Due to the lack of culture and sensitivity testing and growing resistance against clarithromycin and metronidazole, bismuth quadruple therapy is considered a reliable empiric choice of treatment. A recent systematic review and meta-analysis showed that both BQT and high-dose dual therapy achieve similar eradication rates, with high-dose dual therapy having better adherence and fewer side effects. High-dose dual therapy involves using a high dose of a proton pump inhibitor (PPI) with 3 g of amoxicillin given daily for 14 days. This regimen achieves eradication rates of around 70–89% in patients with one or more prior treatment failures, and all major guidelines have recommended high-dose dual therapy [2].

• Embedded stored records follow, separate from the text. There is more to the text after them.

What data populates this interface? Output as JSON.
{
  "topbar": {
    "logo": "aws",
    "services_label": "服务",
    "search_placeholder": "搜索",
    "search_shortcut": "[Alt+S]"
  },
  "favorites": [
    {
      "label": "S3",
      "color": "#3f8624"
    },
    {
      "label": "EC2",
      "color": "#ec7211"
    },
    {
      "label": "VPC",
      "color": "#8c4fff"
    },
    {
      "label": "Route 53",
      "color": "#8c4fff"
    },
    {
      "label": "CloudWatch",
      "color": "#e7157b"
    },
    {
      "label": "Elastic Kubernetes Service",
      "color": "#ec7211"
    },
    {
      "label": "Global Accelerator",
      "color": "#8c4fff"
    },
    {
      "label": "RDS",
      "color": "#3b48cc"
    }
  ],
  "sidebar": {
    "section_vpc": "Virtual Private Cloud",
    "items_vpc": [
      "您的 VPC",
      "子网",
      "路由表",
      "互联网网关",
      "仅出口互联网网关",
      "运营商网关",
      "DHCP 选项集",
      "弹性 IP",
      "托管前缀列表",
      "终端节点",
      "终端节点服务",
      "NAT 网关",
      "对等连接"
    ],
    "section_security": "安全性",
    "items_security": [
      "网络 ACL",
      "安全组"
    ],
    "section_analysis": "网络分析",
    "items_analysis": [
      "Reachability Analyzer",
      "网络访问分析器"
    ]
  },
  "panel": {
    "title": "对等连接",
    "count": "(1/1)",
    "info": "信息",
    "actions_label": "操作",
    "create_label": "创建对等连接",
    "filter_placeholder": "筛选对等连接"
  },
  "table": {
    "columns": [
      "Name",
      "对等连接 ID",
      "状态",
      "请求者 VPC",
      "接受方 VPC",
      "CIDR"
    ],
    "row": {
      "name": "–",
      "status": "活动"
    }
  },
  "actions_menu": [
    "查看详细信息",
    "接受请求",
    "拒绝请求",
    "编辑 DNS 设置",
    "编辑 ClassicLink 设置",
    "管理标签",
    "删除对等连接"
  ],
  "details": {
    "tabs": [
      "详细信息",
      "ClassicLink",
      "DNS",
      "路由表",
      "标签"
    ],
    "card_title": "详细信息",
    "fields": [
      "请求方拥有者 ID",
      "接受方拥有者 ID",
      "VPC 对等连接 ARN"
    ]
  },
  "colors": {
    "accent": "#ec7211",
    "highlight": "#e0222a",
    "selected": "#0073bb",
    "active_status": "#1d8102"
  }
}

Another development in H. pylori treatment is the approval of a new combination product containing omeprazole, rifabutin, and amoxicillin. In the ERADICATE Hp2 trial, this regimen successfully eradicated H. pylori in 84% of patients. The recommended treatment dose consists of 4 capsules to be taken 3 times daily. The daily dose of omeprazole is 120 mg, rifabutin is 150 mg, and amoxicillin is 3 g, which are given in equally divided capsules. The pack contains 12 identical capsules of the single combination product. In future research, the focus will be on developing narrow-spectrum agents that have specific targets, as numerous genomes of H. pylori have been sequenced and various newer drug therapies are under development [2].

10. Benefits of eradication therapy

Peptic ulcer disease: Eradication therapy heals most cases of PUD and greatly diminishes the risk of recurrent bleeding. A systematic review found that eradication therapy is more effective than antisecretory therapy without eradication in preventing recurrent bleeding [8, 14].

Uninvestigated dyspepsia: It is one of the indications for the diagnosis and treatment of H. pylori infection according to ACG guidelines. Studies have shown that the “test and treat” strategy is cost-effective and useful compared to acid-suppressive treatment in patients with uninvestigated dyspepsia. However, it is not effective in patients aged above 55 with alarm symptoms and is subject to regional H. pylori prevalence [14].

Functional dyspepsia or non-ulcer dyspepsia (FD): A Cochrane systematic review published in 2006 showed a small but statistically significant benefit of treating H. pylori infection in patients with FD, with a number needed to treat (NNT) of 14 [14].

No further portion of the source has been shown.